Mild Electricity to Brain May Help Parkinson's
Animal Study Shows Symptoms Improve After Stimulating Brain Surface
WebMD News Archive
Dec. 1, 2004 - Electrically stimulating the surface of the brain appears to improve the symptoms of Parkinson's disease without causing side effects.
That's what French researchers found in lab experiments with baboons.
Parkinson's disease scrambles the brain's movement signals to the rest of the body, leading to shaking, weakness, and sometimes partial paralysis.
It's not the first time scientists have used electrical stimulation to treat the symptoms of Parkinson's disease. Another technique -- deep brain stimulation -- has shown encouraging results in improving the symptoms, but it's a complicated and risky surgery, requiring electrodes to be placed deep within the brain.
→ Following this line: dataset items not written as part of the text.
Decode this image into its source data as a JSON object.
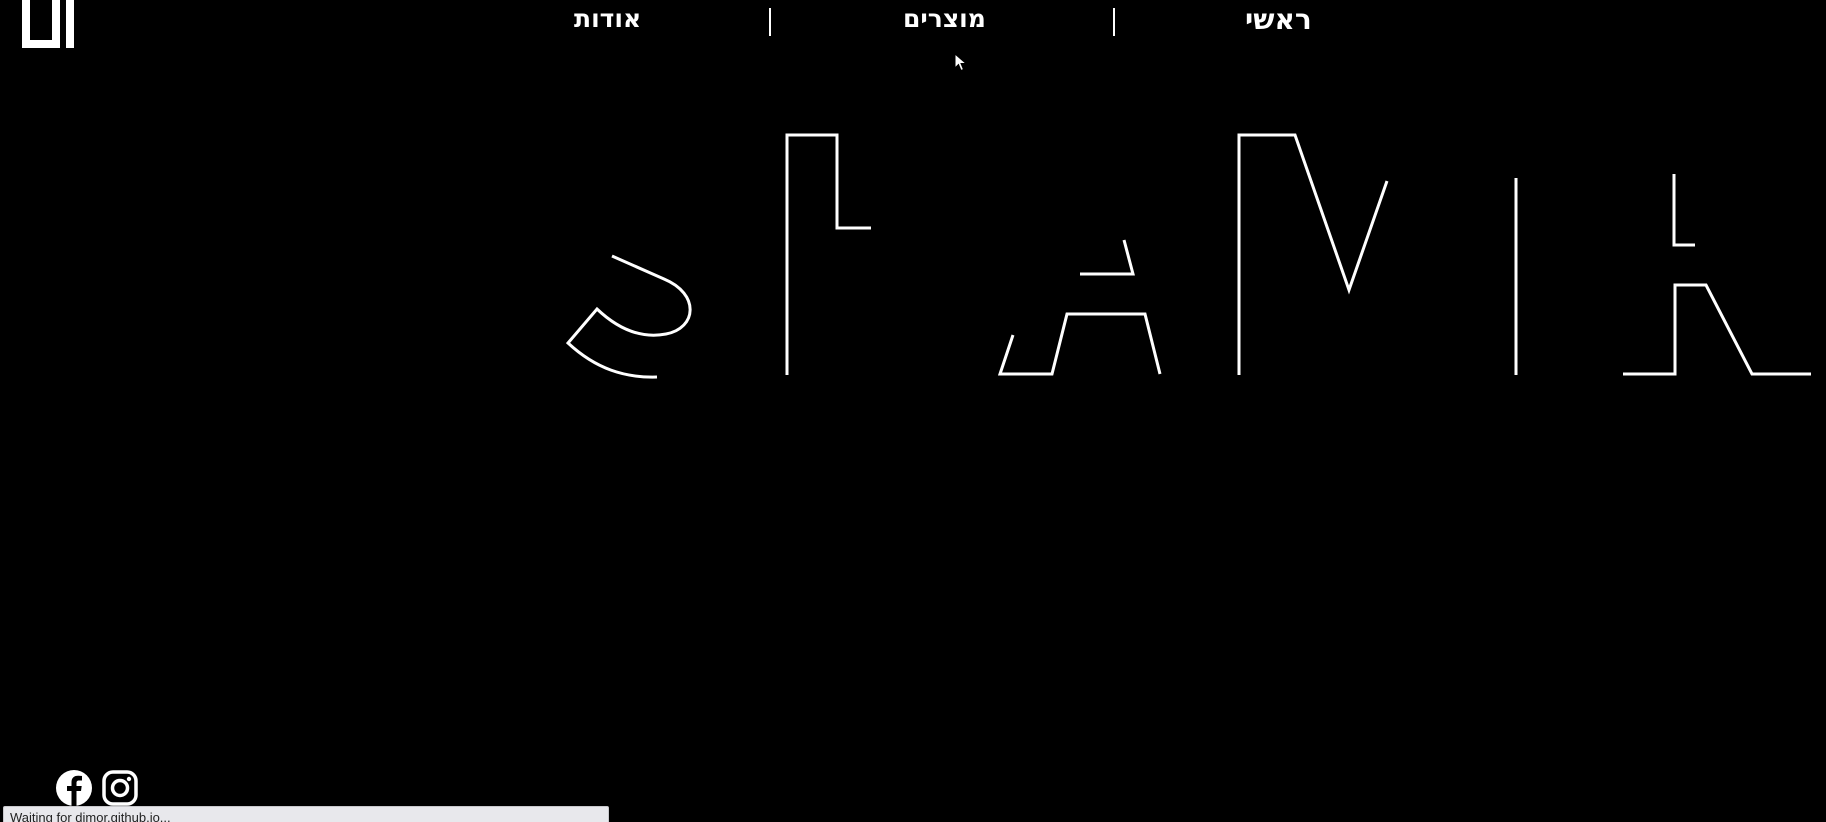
{
  "nav": {
    "home_label": "ראשי",
    "products_label": "מוצרים",
    "about_label": "אודות"
  },
  "social": {
    "facebook_icon": "facebook-icon",
    "instagram_icon": "instagram-icon"
  },
  "status_bar": {
    "text": "Waiting for dimor.github.io..."
  },
  "colors": {
    "background": "#000000",
    "foreground": "#ffffff",
    "status_bg": "#e8e8ec"
  }
}
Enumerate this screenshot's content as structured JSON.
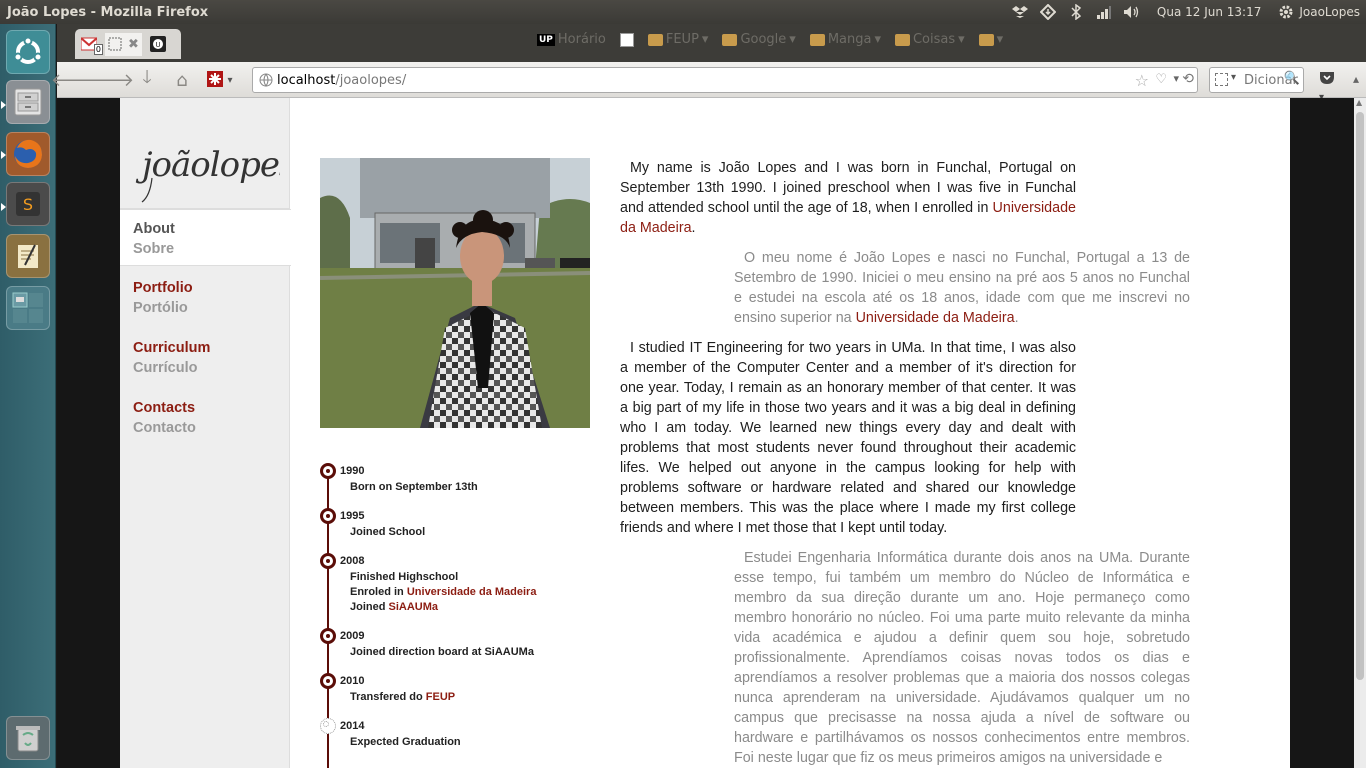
{
  "window": {
    "title": "João Lopes - Mozilla Firefox",
    "clock": "Qua 12 Jun  13:17",
    "user": "JoaoLopes"
  },
  "tabs": [
    {
      "icon": "gmail-icon",
      "badge": "0"
    },
    {
      "icon": "blank-page-icon",
      "active": true
    },
    {
      "icon": "up-icon"
    }
  ],
  "bookmarks": [
    {
      "label": "Horário",
      "icon": "up-icon"
    },
    {
      "label": "",
      "icon": "feup-icon"
    },
    {
      "label": "FEUP",
      "icon": "folder-icon"
    },
    {
      "label": "Google",
      "icon": "folder-icon"
    },
    {
      "label": "Manga",
      "icon": "folder-icon"
    },
    {
      "label": "Coisas",
      "icon": "folder-icon"
    },
    {
      "label": "",
      "icon": "folder-icon"
    }
  ],
  "nav": {
    "url_host": "localhost",
    "url_path": "/joaolopes/",
    "search_placeholder": "Dicionár"
  },
  "site": {
    "logo_text": "joãolopes",
    "menu": [
      {
        "en": "About",
        "pt": "Sobre"
      },
      {
        "en": "Portfolio",
        "pt": "Portólio"
      },
      {
        "en": "Curriculum",
        "pt": "Currículo"
      },
      {
        "en": "Contacts",
        "pt": "Contacto"
      }
    ],
    "timeline": [
      {
        "year": "1990",
        "lines": [
          [
            "Born on September 13th",
            ""
          ]
        ]
      },
      {
        "year": "1995",
        "lines": [
          [
            "Joined School",
            ""
          ]
        ]
      },
      {
        "year": "2008",
        "lines": [
          [
            "Finished Highschool",
            ""
          ],
          [
            "Enroled in ",
            "Universidade da Madeira"
          ],
          [
            "Joined ",
            "SiAAUMa"
          ]
        ]
      },
      {
        "year": "2009",
        "lines": [
          [
            "Joined direction board at SiAAUMa",
            ""
          ]
        ]
      },
      {
        "year": "2010",
        "lines": [
          [
            "Transfered do ",
            "FEUP"
          ]
        ]
      },
      {
        "year": "2014",
        "lines": [
          [
            "Expected Graduation",
            ""
          ]
        ]
      }
    ],
    "bio_en_1a": "My name is João Lopes and I was born in Funchal, Portugal on September 13th 1990. I joined preschool when I was five in Funchal and attended school until the age of 18, when I enrolled in ",
    "bio_en_1_link": "Universidade da Madeira",
    "bio_pt_1a": "O meu nome é João Lopes e nasci no Funchal, Portugal a 13 de Setembro de 1990. Iniciei o meu ensino na pré aos 5 anos no Funchal e estudei na escola até os 18 anos, idade com que me inscrevi no ensino superior na ",
    "bio_pt_1_link": "Universidade da Madeira",
    "bio_en_2": "I studied IT Engineering for two years in UMa. In that time, I was also a member of the Computer Center and a member of it's direction for one year. Today, I remain as an honorary member of that center. It was a big part of my life in those two years and it was a big deal in defining who I am today. We learned new things every day and dealt with problems that most students never found throughout their academic lifes. We helped out anyone in the campus looking for help with problems software or hardware related and shared our knowledge between members. This was the place where I made my first college friends and where I met those that I kept until today.",
    "bio_pt_2": "Estudei Engenharia Informática durante dois anos na UMa. Durante esse tempo, fui também um membro do Núcleo de Informática e membro da sua direção durante um ano. Hoje permaneço como membro honorário no núcleo. Foi uma parte muito relevante da minha vida académica e ajudou a definir quem sou hoje, sobretudo profissionalmente. Aprendíamos coisas novas todos os dias e aprendíamos a resolver problemas que a maioria dos nossos colegas nunca aprenderam na universidade. Ajudávamos qualquer um no campus que precisasse na nossa ajuda a nível de software ou hardware e partilhávamos os nossos conhecimentos entre membros. Foi neste lugar que fiz os meus primeiros amigos na universidade e"
  }
}
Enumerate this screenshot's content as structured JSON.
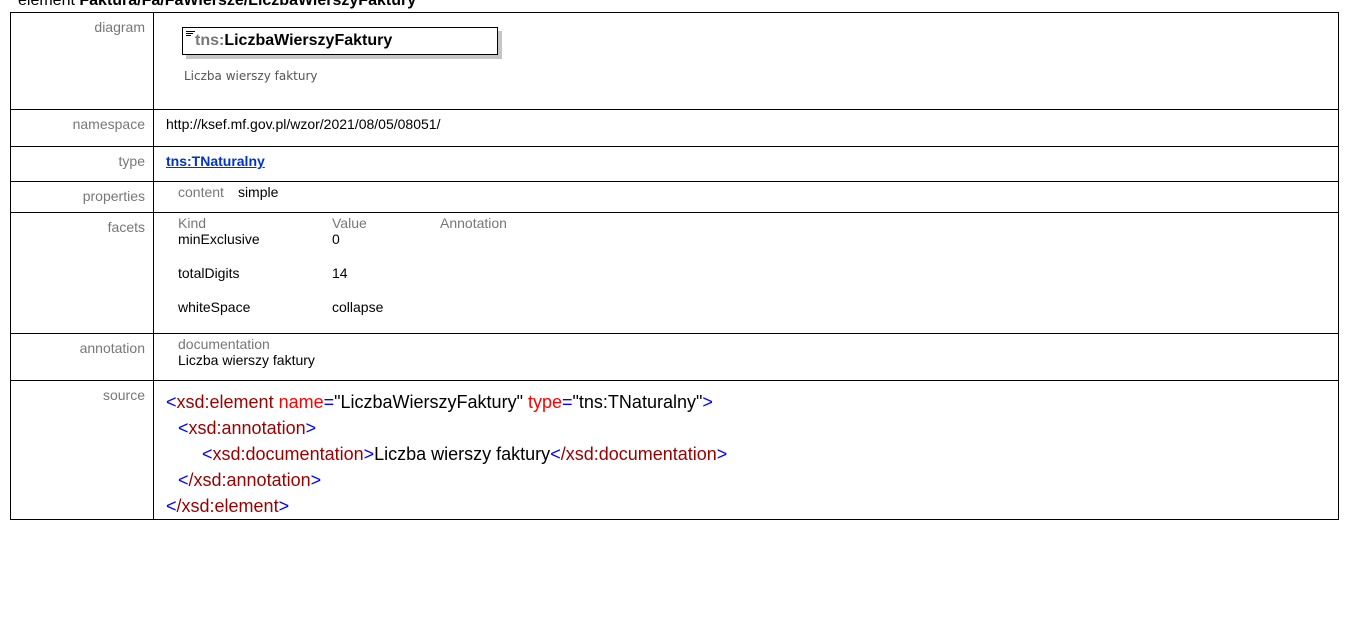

A different approach may work just as well, with fewer hazards.
The strategy comes from researchers including Xavier Drouot of University Paris. First, they used chemicals to induce Parkinson's-like symptoms in baboons. Next, they placed electrodes on the surface of the baboon's brains, a technique called motor cortex stimulation, focusing on the brain regions that control movement.
Improvement came quickly. After a few minutes of electrical stimulation, symptoms were significantly reduced in moderately to severely disabled baboons.
During the half-hour sessions, the baboons had a 50% increase in how far and fast they moved.
Parts of the brain that oversee movement initiation were especially affected. And there were no side effects, the researchers say.
It wasn't a permanent cure. The benefits ended soon after the stimulation stopped.
Motor cortex stimulation is simpler and safer than deep brain stimulation, say the researchers. Both methods could be equally efficient, but more research is needed to find out.
The study appears in the Dec. 2 issue of the journal Neuron.